Neste agrupamento de escolas os alunos não podem usar os telemóveis no intervalo grande. Passavam-no a jogar no telemóvel, agora jogam à bola, alimentam-se, conversam. Acabam por estar sem telemóvel das 08h30 até às 11h30, excepto na sala de aula, que serve de ferramenta e com autorização. Se não cumprirem, os telemóveis são tirados e só são entregues à sexta-feira. Não olho para esta medida como uma proibição mas como uma regulação do uso do telemóvel. A responsabilidade nunca foi problema para mim. Aprendi com o meu pai que temos que ser responsáveis. Gosto da escola que tenho ajudado a criar, que tinha tudo para ser de muita indisciplina e não é. A maior parte dos directores não dá aulas. Eu dou, mas com a ajuda de uma professora titular, porque tenho muitas reuniões e por vezes tenho de faltar.
Sou determinada e combativa, com bom coração.
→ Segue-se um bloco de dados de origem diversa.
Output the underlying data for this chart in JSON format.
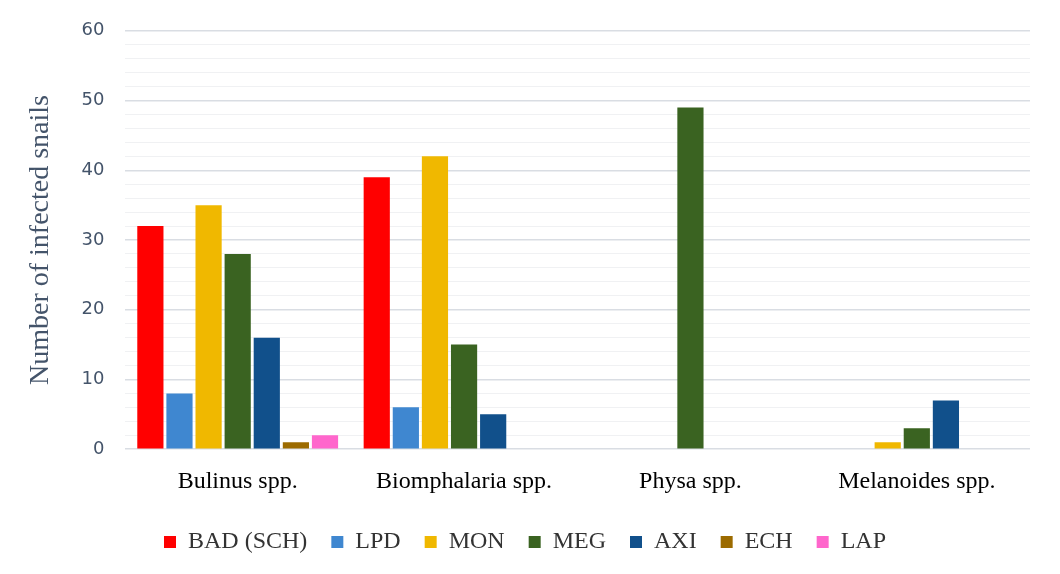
{
  "chart_data": {
    "type": "bar",
    "ylabel": "Number of infected snails",
    "categories": [
      "Bulinus spp.",
      "Biomphalaria spp.",
      "Physa spp.",
      "Melanoides spp."
    ],
    "series": [
      {
        "name": "BAD (SCH)",
        "color": "#ff0000",
        "values": [
          32,
          39,
          0,
          0
        ]
      },
      {
        "name": "LPD",
        "color": "#3f87d0",
        "values": [
          8,
          6,
          0,
          0
        ]
      },
      {
        "name": "MON",
        "color": "#f0b800",
        "values": [
          35,
          42,
          0,
          1
        ]
      },
      {
        "name": "MEG",
        "color": "#3a6321",
        "values": [
          28,
          15,
          49,
          3
        ]
      },
      {
        "name": "AXI",
        "color": "#11508b",
        "values": [
          16,
          5,
          0,
          7
        ]
      },
      {
        "name": "ECH",
        "color": "#9c6b00",
        "values": [
          1,
          0,
          0,
          0
        ]
      },
      {
        "name": "LAP",
        "color": "#ff66cc",
        "values": [
          2,
          0,
          0,
          0
        ]
      }
    ],
    "ylim": [
      0,
      60
    ],
    "yticks": [
      0,
      {
        "value": 2,
        "label": null
      },
      {
        "value": 4,
        "label": null
      },
      {
        "value": 6,
        "label": null
      },
      {
        "value": 8,
        "label": null
      },
      10,
      {
        "value": 12,
        "label": null
      },
      {
        "value": 14,
        "label": null
      },
      {
        "value": 16,
        "label": null
      },
      {
        "value": 18,
        "label": null
      },
      20,
      {
        "value": 22,
        "label": null
      },
      {
        "value": 24,
        "label": null
      },
      {
        "value": 26,
        "label": null
      },
      {
        "value": 28,
        "label": null
      },
      30,
      {
        "value": 32,
        "label": null
      },
      {
        "value": 34,
        "label": null
      },
      {
        "value": 36,
        "label": null
      },
      {
        "value": 38,
        "label": null
      },
      40,
      {
        "value": 42,
        "label": null
      },
      {
        "value": 44,
        "label": null
      },
      {
        "value": 46,
        "label": null
      },
      {
        "value": 48,
        "label": null
      },
      50,
      {
        "value": 52,
        "label": null
      },
      {
        "value": 54,
        "label": null
      },
      {
        "value": 56,
        "label": null
      },
      {
        "value": 58,
        "label": null
      },
      60
    ],
    "grid": "y",
    "legend": "bottom"
  }
}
Não consigo fazer mal a ninguém. Não sou rancorosa. Sou muito frontal e as pessoas dizem que sou má por isso. Porque digo o que tenho a dizer. Quando me arrependo, peço desculpa. Prefiro uma verdade dura a uma boa mentira. Detesto que me mintam. Adoro conviver. Sou um animal social. Temos que nos dar com toda a gente, mas não temos que privar com toda a gente. Gosto de estar com os amigos à volta da mesa e de comer chocolate. Gosto de fazer desporto, de tomar conta das pessoas e de fazer pelos outros. Sou mãe de três. Não sou calma nem negociante. Mas fui a mãe da bicicleta, do subir à árvore do ‘se caíste, levanta-te’. Na vida falta-me viajar mais e, talvez, ter uma relação duradoura.